The objective of our proposal is to create a treebank of syntactic structures in Polish using HPSG (Head-driven Phrase Structure Grammar) for encoding the parse trees. Treebank corpora are large grammatical databases which aim at providing an accurate, linguistically adequate basis for computational applications. The syntactic analysis of the test items (sentences in a selected text corpus) is manually derived according to the principles of some (formal) linguistic grammar. The formal HPSG grammar of Polish developed in our ongoing KBN project will be used for this purpose. Such an HPSG-encoded treebank will give sound linguistic grounds for evaluation and improvement of the KBN grammar and its implementation. Apart form this straightforward application, the treebank can be used for evaluation of other grammars, writing more effective parsers, e.g., to capture free word order phenomena, add probabilistic data, etc.
 
E.2.2. Significance of the proposed research extension and its expected achievements
  The framework of HPSG we have chosen is currently one of the leading linguistic formalisms used both in theoretical and application oriented research programs all over the world, e.g.: 1) Verbmobil --- a large automatic speech-to-speech translation project with partners in Germany, USA and Japan;

2) Head-driven Phrase Structure Grammar (theoretical foundations of the formalism based on cross-linguistic generalisations) and English Resource Grammar (computational grammar of English) projects in Stanford, CSLI, USA;

3) Phrase Structure Grammar for French (HPSG grammar of French) sponsored by CNRS-NSF grant.

Recently the interest in modern language technologies has been driven also to Slavic languages (Czech and Bulgarian so far) and HPSG-based grammars have been used in LaTeSlav (Language Processing Technologies for Slavic Languages), a European Union joint research project. The contribution of Polish is thus a natural extension of this stream of research. The use of a uniform linguistic platform for diverse languages gives the advantage of simplifying potential integration with grammars of other languages. Another vast step towards future practical developments is building the treebank of linguistic constructions. Although in the KBN project we concentrate mostly on syntactic description of Polish, both semantics and morphology will be taken into account. Thus, the treebank we propose to create will contain these components which will be particularly useful in case of advanced multi-language applications such as machine translation. In Verbmobil, for example, transfer, i.e., the core engine of machine translation, is based on semantics.
 
E.2.3. Technical description The work in this project will be divided into two tasks:

First, we will prepare the test data, i.e., the set of constructions (sentences) representing various linguistic phenomena. We will make a selection out of the Polish texts corpus trying to cover as many different constructions as possible. The aim of this task is to get a representative sample of the language.

The second task is the core of our proposal.
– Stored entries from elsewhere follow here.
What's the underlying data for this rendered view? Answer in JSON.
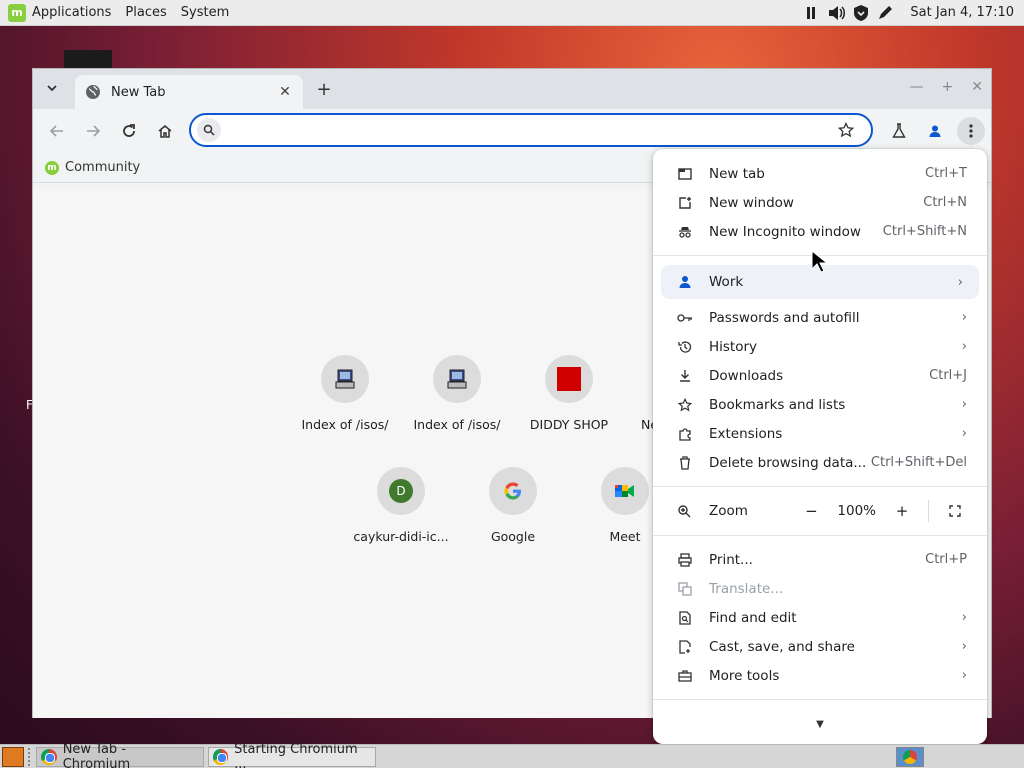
{
  "top_panel": {
    "menus": [
      "Applications",
      "Places",
      "System"
    ],
    "clock": "Sat Jan  4, 17:10"
  },
  "browser": {
    "tab": {
      "title": "New Tab"
    },
    "omnibox": {
      "value": "",
      "placeholder": ""
    },
    "bookmarks": [
      {
        "label": "Community"
      }
    ],
    "shortcuts": [
      {
        "label": "Index of /isos/",
        "icon": "computer-icon"
      },
      {
        "label": "Index of /isos/",
        "icon": "computer-icon"
      },
      {
        "label": "DIDDY SHOP",
        "icon": "red-square-icon"
      },
      {
        "label": "Ne",
        "icon": "partial"
      },
      {
        "label": "caykur-didi-ic...",
        "icon": "letter-d",
        "letter": "D"
      },
      {
        "label": "Google",
        "icon": "google-icon"
      },
      {
        "label": "Meet",
        "icon": "meet-icon"
      }
    ]
  },
  "menu": {
    "items": [
      {
        "label": "New tab",
        "shortcut": "Ctrl+T"
      },
      {
        "label": "New window",
        "shortcut": "Ctrl+N"
      },
      {
        "label": "New Incognito window",
        "shortcut": "Ctrl+Shift+N"
      },
      {
        "label": "Work"
      },
      {
        "label": "Passwords and autofill"
      },
      {
        "label": "History"
      },
      {
        "label": "Downloads",
        "shortcut": "Ctrl+J"
      },
      {
        "label": "Bookmarks and lists"
      },
      {
        "label": "Extensions"
      },
      {
        "label": "Delete browsing data...",
        "shortcut": "Ctrl+Shift+Del"
      },
      {
        "label": "Zoom"
      },
      {
        "label": "Print...",
        "shortcut": "Ctrl+P"
      },
      {
        "label": "Translate..."
      },
      {
        "label": "Find and edit"
      },
      {
        "label": "Cast, save, and share"
      },
      {
        "label": "More tools"
      }
    ],
    "zoom": {
      "value": "100%",
      "minus": "−",
      "plus": "+"
    }
  },
  "taskbar": {
    "tasks": [
      {
        "label": "New Tab - Chromium"
      },
      {
        "label": "Starting Chromium ..."
      }
    ]
  },
  "colors": {
    "accent": "#0b57d0",
    "menu_bg": "#ffffff",
    "profile_bg": "#eef2f8"
  }
}
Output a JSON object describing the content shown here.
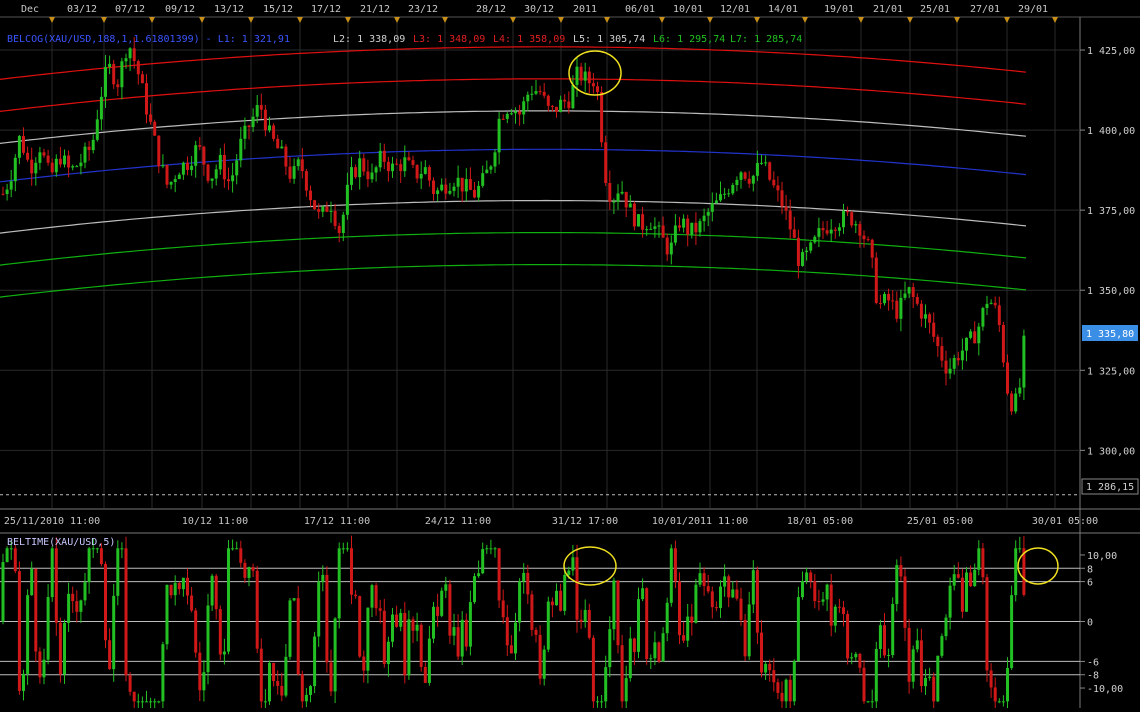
{
  "colors": {
    "background": "#000000",
    "grid": "#2a2a2a",
    "bull": "#22c022",
    "bear": "#d01818",
    "belcog_center": "#2233cc",
    "band_red": "#e01010",
    "band_white": "#bdbdbd",
    "band_green": "#10b010",
    "circle": "#f0e020",
    "price_badge": "#3a8ee6"
  },
  "top_dates": [
    "Dec",
    "03/12",
    "07/12",
    "09/12",
    "13/12",
    "15/12",
    "17/12",
    "21/12",
    "23/12",
    "28/12",
    "30/12",
    "2011",
    "06/01",
    "10/01",
    "12/01",
    "14/01",
    "19/01",
    "21/01",
    "25/01",
    "27/01",
    "29/01"
  ],
  "bottom_dates": [
    "25/11/2010 11:00",
    "10/12 11:00",
    "17/12 11:00",
    "24/12 11:00",
    "31/12 17:00",
    "10/01/2011 11:00",
    "18/01 05:00",
    "25/01 05:00",
    "30/01 05:00"
  ],
  "legend": {
    "main": "BELCOG(XAU/USD,188,1,1.61801399) - L1: 1 321,91",
    "l2": "L2: 1 338,09",
    "l3": "L3: 1 348,09",
    "l4": "L4: 1 358,09",
    "l5": "L5: 1 305,74",
    "l6": "L6: 1 295,74",
    "l7": "L7: 1 285,74"
  },
  "lower_legend": "BELTIME(XAU/USD,5)",
  "price_badge": "1 335,80",
  "dashed_level_label": "1 286,15",
  "chart_data": [
    {
      "type": "candlestick",
      "title": "BELCOG(XAU/USD,188,1,1.61801399)",
      "ylim": [
        1282,
        1435
      ],
      "yticks": [
        {
          "v": 1425,
          "label": "1 425,00"
        },
        {
          "v": 1400,
          "label": "1 400,00"
        },
        {
          "v": 1375,
          "label": "1 375,00"
        },
        {
          "v": 1350,
          "label": "1 350,00"
        },
        {
          "v": 1325,
          "label": "1 325,00"
        },
        {
          "v": 1300,
          "label": "1 300,00"
        }
      ],
      "last_close": 1335.8,
      "dashed_level": 1286.15,
      "band_levels": {
        "L1": 1321.91,
        "L2": 1338.09,
        "L3": 1348.09,
        "L4": 1358.09,
        "L5": 1305.74,
        "L6": 1295.74,
        "L7": 1285.74
      },
      "path": [
        [
          0,
          1378
        ],
        [
          10,
          1385
        ],
        [
          20,
          1398
        ],
        [
          30,
          1388
        ],
        [
          40,
          1395
        ],
        [
          50,
          1385
        ],
        [
          60,
          1392
        ],
        [
          70,
          1387
        ],
        [
          80,
          1390
        ],
        [
          92,
          1395
        ],
        [
          100,
          1410
        ],
        [
          108,
          1420
        ],
        [
          118,
          1415
        ],
        [
          128,
          1428
        ],
        [
          138,
          1418
        ],
        [
          148,
          1405
        ],
        [
          158,
          1392
        ],
        [
          168,
          1382
        ],
        [
          178,
          1388
        ],
        [
          188,
          1390
        ],
        [
          198,
          1395
        ],
        [
          210,
          1385
        ],
        [
          220,
          1390
        ],
        [
          230,
          1383
        ],
        [
          240,
          1395
        ],
        [
          250,
          1402
        ],
        [
          260,
          1408
        ],
        [
          270,
          1398
        ],
        [
          282,
          1392
        ],
        [
          292,
          1385
        ],
        [
          300,
          1390
        ],
        [
          310,
          1380
        ],
        [
          320,
          1372
        ],
        [
          330,
          1378
        ],
        [
          340,
          1368
        ],
        [
          350,
          1385
        ],
        [
          360,
          1390
        ],
        [
          372,
          1385
        ],
        [
          382,
          1392
        ],
        [
          392,
          1388
        ],
        [
          405,
          1390
        ],
        [
          415,
          1386
        ],
        [
          425,
          1388
        ],
        [
          435,
          1380
        ],
        [
          445,
          1383
        ],
        [
          455,
          1385
        ],
        [
          465,
          1382
        ],
        [
          475,
          1380
        ],
        [
          485,
          1385
        ],
        [
          493,
          1392
        ],
        [
          500,
          1405
        ],
        [
          510,
          1408
        ],
        [
          520,
          1405
        ],
        [
          530,
          1413
        ],
        [
          540,
          1412
        ],
        [
          550,
          1405
        ],
        [
          560,
          1408
        ],
        [
          570,
          1410
        ],
        [
          578,
          1418
        ],
        [
          588,
          1415
        ],
        [
          596,
          1416
        ],
        [
          606,
          1385
        ],
        [
          612,
          1378
        ],
        [
          620,
          1383
        ],
        [
          630,
          1375
        ],
        [
          640,
          1370
        ],
        [
          650,
          1372
        ],
        [
          660,
          1367
        ],
        [
          670,
          1362
        ],
        [
          680,
          1372
        ],
        [
          690,
          1368
        ],
        [
          700,
          1370
        ],
        [
          710,
          1375
        ],
        [
          720,
          1378
        ],
        [
          730,
          1383
        ],
        [
          740,
          1388
        ],
        [
          752,
          1385
        ],
        [
          762,
          1390
        ],
        [
          772,
          1383
        ],
        [
          782,
          1377
        ],
        [
          792,
          1368
        ],
        [
          800,
          1358
        ],
        [
          810,
          1362
        ],
        [
          820,
          1368
        ],
        [
          830,
          1371
        ],
        [
          840,
          1372
        ],
        [
          850,
          1373
        ],
        [
          860,
          1370
        ],
        [
          870,
          1362
        ],
        [
          878,
          1345
        ],
        [
          888,
          1347
        ],
        [
          898,
          1343
        ],
        [
          908,
          1350
        ],
        [
          918,
          1345
        ],
        [
          928,
          1340
        ],
        [
          938,
          1332
        ],
        [
          948,
          1325
        ],
        [
          958,
          1330
        ],
        [
          968,
          1333
        ],
        [
          978,
          1338
        ],
        [
          988,
          1348
        ],
        [
          998,
          1342
        ],
        [
          1008,
          1318
        ],
        [
          1014,
          1313
        ],
        [
          1020,
          1320
        ],
        [
          1027,
          1335.8
        ]
      ]
    },
    {
      "type": "bar",
      "title": "BELTIME(XAU/USD,5)",
      "ylim": [
        -13,
        13
      ],
      "yticks": [
        {
          "v": 10,
          "label": "10,00"
        },
        {
          "v": 8,
          "label": "8"
        },
        {
          "v": 6,
          "label": "6"
        },
        {
          "v": 0,
          "label": "0"
        },
        {
          "v": -6,
          "label": "-6"
        },
        {
          "v": -8,
          "label": "-8"
        },
        {
          "v": -10,
          "label": "-10,00"
        }
      ],
      "hlines": [
        8,
        6,
        0,
        -6,
        -8
      ]
    }
  ]
}
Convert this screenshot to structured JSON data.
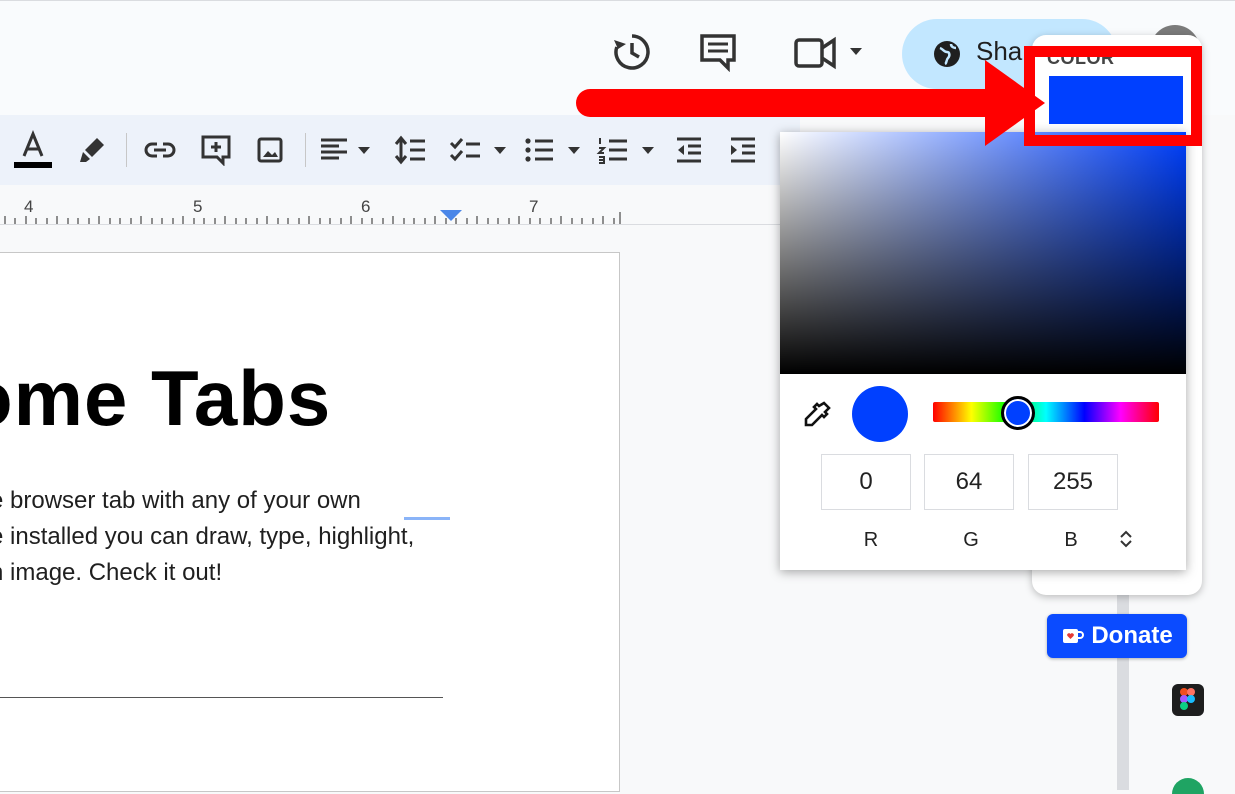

We will manually annotate this selected text corpus, i.e., using only our formal linguistic description we will prepare the linguistically motivated set of syntactic parses. This will be also the first test of adequacy and coverage of our HPSG grammar. All ambiguities and idiomatic expressions will have to be marked as well to predict possible alternatives during automatic parsing. This treebank will serve for the verification and amelioration of the grammar devised in the KBN project.

 

E.2.4. Organisation and Management The organisation and management of the proposal is strictly related to our ongoing project. Since the preparation of the treebank requires maximally developed formal grammar, the work on the proposal can be started no sooner as at the end of the second phase of the KBN project. Once such a bank is prepared, it will be used for the improvement of the implementation of the grammar, i.e., starting from the middle of the third phase of the KBN project.